The case was transferred to the US District Court for the District of Nevada in February 2022, as Case 2:22-cr-00030-RFB-DJA.

Conviction and sentencing

The Nevada jury convicted Dallman, Courson, Garcia, Jaurequi, and Huber of conspiracy to commit criminal copyright infringement. The jury also convicted Dallmann of two counts of money laundering by concealment and three counts of misdemeanor criminal copyright infringement. Dallmann faces a maximum penalty of 48 years in prison, while co-conspirators Courson, Garcia, Jaurequi, and Huber each face a maximum sentence of five years. A sentencing date had not yet been set at the time the conviction was announced in June.
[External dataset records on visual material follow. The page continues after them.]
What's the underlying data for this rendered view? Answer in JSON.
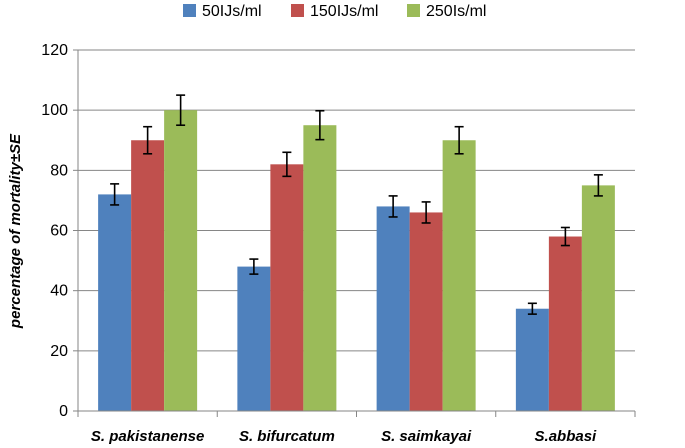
{
  "chart_data": {
    "type": "bar",
    "title": "",
    "xlabel": "",
    "ylabel": "percentage  of mortality±SE",
    "ylim": [
      0,
      120
    ],
    "yticks": [
      0,
      20,
      40,
      60,
      80,
      100,
      120
    ],
    "grid": true,
    "legend_position": "top",
    "categories": [
      "S. pakistanense",
      "S. bifurcatum",
      "S. saimkayai",
      "S.abbasi"
    ],
    "series": [
      {
        "name": "50IJs/ml",
        "color": "#4f81bd",
        "values": [
          72,
          48,
          68,
          34
        ],
        "errors": [
          3.5,
          2.5,
          3.5,
          1.8
        ]
      },
      {
        "name": "150IJs/ml",
        "color": "#c0504d",
        "values": [
          90,
          82,
          66,
          58
        ],
        "errors": [
          4.5,
          4,
          3.5,
          3
        ]
      },
      {
        "name": "250Is/ml",
        "color": "#9bbb59",
        "values": [
          100,
          95,
          90,
          75
        ],
        "errors": [
          5,
          4.8,
          4.5,
          3.5
        ]
      }
    ]
  }
}
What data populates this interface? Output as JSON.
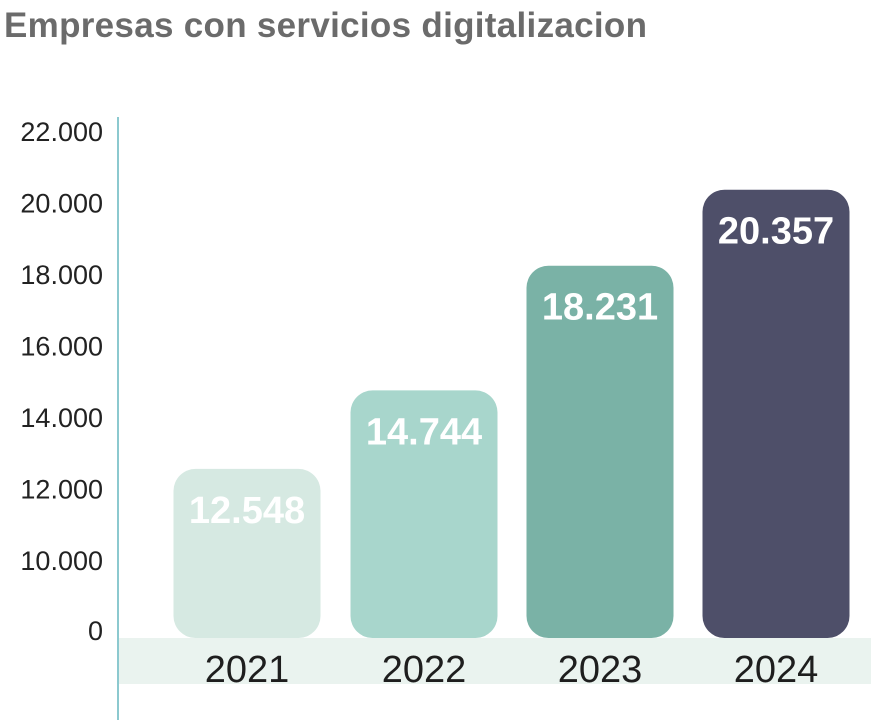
{
  "title": "Empresas con servicios digitalizacion",
  "chart_data": {
    "type": "bar",
    "title": "Empresas con servicios digitalizacion",
    "xlabel": "",
    "ylabel": "",
    "categories": [
      "2021",
      "2022",
      "2023",
      "2024"
    ],
    "values": [
      12548,
      14744,
      18231,
      20357
    ],
    "value_labels": [
      "12.548",
      "14.744",
      "18.231",
      "20.357"
    ],
    "y_ticks": [
      0,
      10000,
      12000,
      14000,
      16000,
      18000,
      20000,
      22000
    ],
    "y_tick_labels": [
      "0",
      "10.000",
      "12.000",
      "14.000",
      "16.000",
      "18.000",
      "20.000",
      "22.000"
    ],
    "y_axis_break": "0 to 10.000",
    "bar_colors": [
      "#d6e9e2",
      "#a8d6cc",
      "#7ab2a6",
      "#4e4f69"
    ],
    "label_colors": [
      "#ffffff",
      "#ffffff",
      "#ffffff",
      "#ffffff"
    ],
    "category_band_color": "#eaf3ef",
    "axis_color": "#8cc9cf",
    "grid": false,
    "legend": "none"
  }
}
A federal district court judge will determine any sentence after considering the U.S. Sentencing Guidelines and other statutory factors.  The FBI Washington Field Office investigated the case, with assistance from the FBI Las Vegas Field Office.

Further reading:

Five Men Convicted for Operating Major Illegal Streaming Service. Press release. June 20, 2024. Office of Public Affairs, US Department of Justice (DOJ)

Motion Picture Association statement on conviction of Jetflicks operators.  Press release. June 21, 2024. Alliance for Creativity and Entertainment (ACE)

United States v. Kristopher Lee Dallmann et al. Case summary. September 27, 2019. US Attorney’s Office, Eastern District of Virginia. US Department of Justice (DOJ)

Criminal case no. 1:19-CR-253. United States of America v. (list of defendants), filed on August 27, 2010 in US District Court for the Eastern District of Virginia.

Why it matters

“The defendants ran a platform that automated the theft of TV shows and distributed the stolen content to subscribers,” said the FBI’s David Sundberg. “Digital piracy is not a victimless crime. As these convictions demonstrate, the FBI will indeed investigate those who illegally profit from the creative works of others.”

MPA Senior Executive Vice President and Global General Counsel Karyn Temple noted that “the tens of thousands of workers who earn a living from key industry roles, including set designers, caterers, hair and makeup artists, and camera operators, to name a few;” far beyond the interests of rights owners alone.